Where I’ve Been For The Past Few Months or Oh My God, The First Trimester Is A Strange Ol’ Time.

S’been a while. If you follow me on Instagram, you’ll have seen I made a bit of an announcement a couple of weeks ago about what I’ve been up to for the past few months.

 

Yep! Baby no.2 is on the way next year. I have spent the last three months mostly laying horizontally on my bed or the sofa and wondering why I’ve done this to myself whilst having Elliot laying or sitting on me giving me a Pokemon quiz.

I’m now in Week 16 and can confirm I feel much more alive that I did this time last month, and can finally bear to open my laptop and type some words. Trust me, I’ve not even been able to think about blogging over the past few weeks and I’ve felt dreadful for it.

It was very exciting today to finally have a sit down in a cafe with a tea and actually write something down on paper that wasn’t just “I feel sick” repeatedly for four pages.

Anyway, let me tell you what I’ve been up to recently. Or, the weird shit that’s been going on for the past few months.

  • I have been weeing approximately 49 thousand times an hour, through the day and night. I started to convince myself that I’d got a raging UTI confused with pregnancy and spent hours at night, between getting up to go to the toilet fifty million times, remembering a Reddit thread I once read about a guy who pissed on a pregnancy test and found out he was seriously ill. Add into that the fact I bloated like Violet Beauregarde from about 10 weeks and had to give up on my jeans pretty quickly, I was living in DUNGAREES and WEEING EVERY THIRTY SECONDS. 😐

 

  • I have been crying approximately 52 thousand times a day. I sobbed my heart out to Reece day after day for literally no reason in particular. The man deserves a medal as I would not have put up with myself. As he said to me the other day, when reminding me how to keep the heating at the optimum level, “you’re quite…delicate at the moment.” I spent the first six weeks of pregnancy convinced everyone was going to hate me and that I’d ruined our lives and everyone’s around us. I also texted him through a sheen of tears one morning as Radio 1 were playing Fix You by Coldplay and it was too much for me to handle. I fucking hate Coldplay, so he did laugh at me for that one.

 

  • My boobs expanded like balloons, and they hurt so much. SO MUCH. It reached the point where during the day, I’d have to wear my sports bra even though no exercise was taking place and when Elliot climbed into bed with us he’d lay directly on my nipple and make me scream. Because yes, they were that big they were practically taking up half the bed on their own.

 

  • I realised I was a terrible liar. From people drunkenly shouting “You’re PREGNANT” at me literally the day I found out because I wasn’t drinking espresso martinis like they were going out of fashion and me having to run away because I didn’t know what to say, to fashioning a mystery illness out of nowhere to explain why I was having a variety of appointments  so that my family could look after Elliot. That one ended with my mum questioning me over the dinner table about “headaches” I’d been suffering from to the point where I wanted to slide under the table and into the Underworld to get away from it all.

 

  • The exhaustion has never been so intense. Me, the queen of planning, decided to fall pregnant just before the summer holidays began. We had a fair few “movie afternoons” where Elliot would settle down to watch some crappy film and I’d have a nice hour’s snooze. I have no idea what happens in the Emoji Movie and even James McAvoy couldn’t keep me awake for Sherlock Gnomes. We even went on a day trip to Diggerland which consisted of Reece and Elliot riding random JCB’s around whilst I sat on a variety of benches waving weakly at them, trying to keep my eyes open.

 

The worst bit is whilst this is all going on, you can’t even tell anyone how you’re feeling as it’s “bad luck” and you don’t want to jinx anything. So you sit in silence and Google “boob sore 8 weeks pregnant help me” in Incognito mode when you’re home alone. More than that, you also just feel like you’ve got the beginnings of a strange sickness bug rather than anything more exciting.
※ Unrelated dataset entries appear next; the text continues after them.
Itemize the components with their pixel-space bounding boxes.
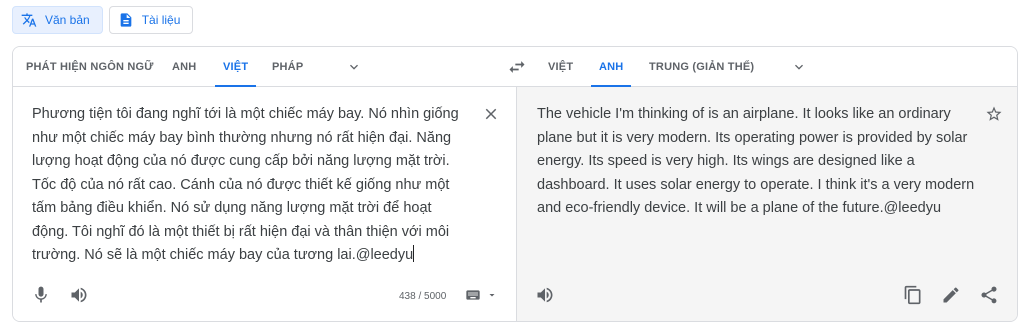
tab-source-french[interactable]: PHÁP — [272, 47, 303, 87]
source-more-languages-chevron-down-icon[interactable] — [346, 59, 362, 75]
listen-source-speaker-icon[interactable] — [69, 285, 89, 305]
document-mode-label: Tài liệu — [141, 13, 181, 27]
text-caret — [413, 245, 415, 262]
tab-source-english[interactable]: ANH — [172, 47, 196, 87]
target-more-languages-chevron-down-icon[interactable] — [791, 59, 807, 75]
mode-bar: Văn bản Tài liệu — [12, 6, 194, 34]
tab-target-vietnamese[interactable]: VIỆT — [548, 47, 573, 87]
share-icon[interactable] — [979, 285, 999, 305]
tab-source-vietnamese[interactable]: VIỆT — [214, 47, 257, 87]
translation-pane: The vehicle I'm thinking of is an airpla… — [516, 87, 1017, 321]
save-translation-star-icon[interactable] — [985, 105, 1003, 123]
microphone-icon[interactable] — [31, 285, 51, 305]
source-text: Phương tiện tôi đang nghĩ tới là một chi… — [32, 106, 459, 263]
character-count: 438 / 5000 — [399, 291, 447, 302]
text-mode-button[interactable]: Văn bản — [12, 6, 103, 34]
clear-close-icon[interactable] — [482, 105, 500, 123]
keyboard-menu-dropdown-icon[interactable] — [486, 289, 498, 301]
translation-text: The vehicle I'm thinking of is an airpla… — [537, 106, 975, 216]
listen-translation-speaker-icon[interactable] — [535, 285, 555, 305]
tab-target-chinese-simplified[interactable]: TRUNG (GIẢN THỂ) — [649, 47, 754, 87]
language-bar: PHÁT HIỆN NGÔN NGỮ ANH VIỆT PHÁP VIỆT AN… — [13, 47, 1017, 87]
text-mode-label: Văn bản — [45, 13, 90, 27]
source-pane: Phương tiện tôi đang nghĩ tới là một chi… — [13, 87, 516, 321]
swap-languages-icon[interactable] — [507, 57, 527, 77]
tab-detect-language[interactable]: PHÁT HIỆN NGÔN NGỮ — [26, 47, 154, 87]
translate-icon — [21, 12, 37, 28]
copy-translation-icon[interactable] — [903, 285, 923, 305]
document-icon — [118, 12, 134, 28]
keyboard-icon[interactable] — [464, 287, 482, 303]
tab-target-english[interactable]: ANH — [590, 47, 633, 87]
translator-card: PHÁT HIỆN NGÔN NGỮ ANH VIỆT PHÁP VIỆT AN… — [12, 46, 1018, 322]
source-text-input[interactable]: Phương tiện tôi đang nghĩ tới là một chi… — [32, 103, 462, 268]
document-mode-button[interactable]: Tài liệu — [108, 6, 194, 34]
edit-translation-pencil-icon[interactable] — [941, 285, 961, 305]
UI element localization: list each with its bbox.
(Spoiler alert: I’m now 16 weeks and I know there’s something in there as I’ve seen them twice. I’m feeling slightly more alive, which is why I’m able to sit here and actually write something! The only downside is that my body seems to be preparing for a baby already and waking me up at 5:30am every single morning for a wee, and I can never drop back off.)

I cannot wait to finally be posting more – see you soon!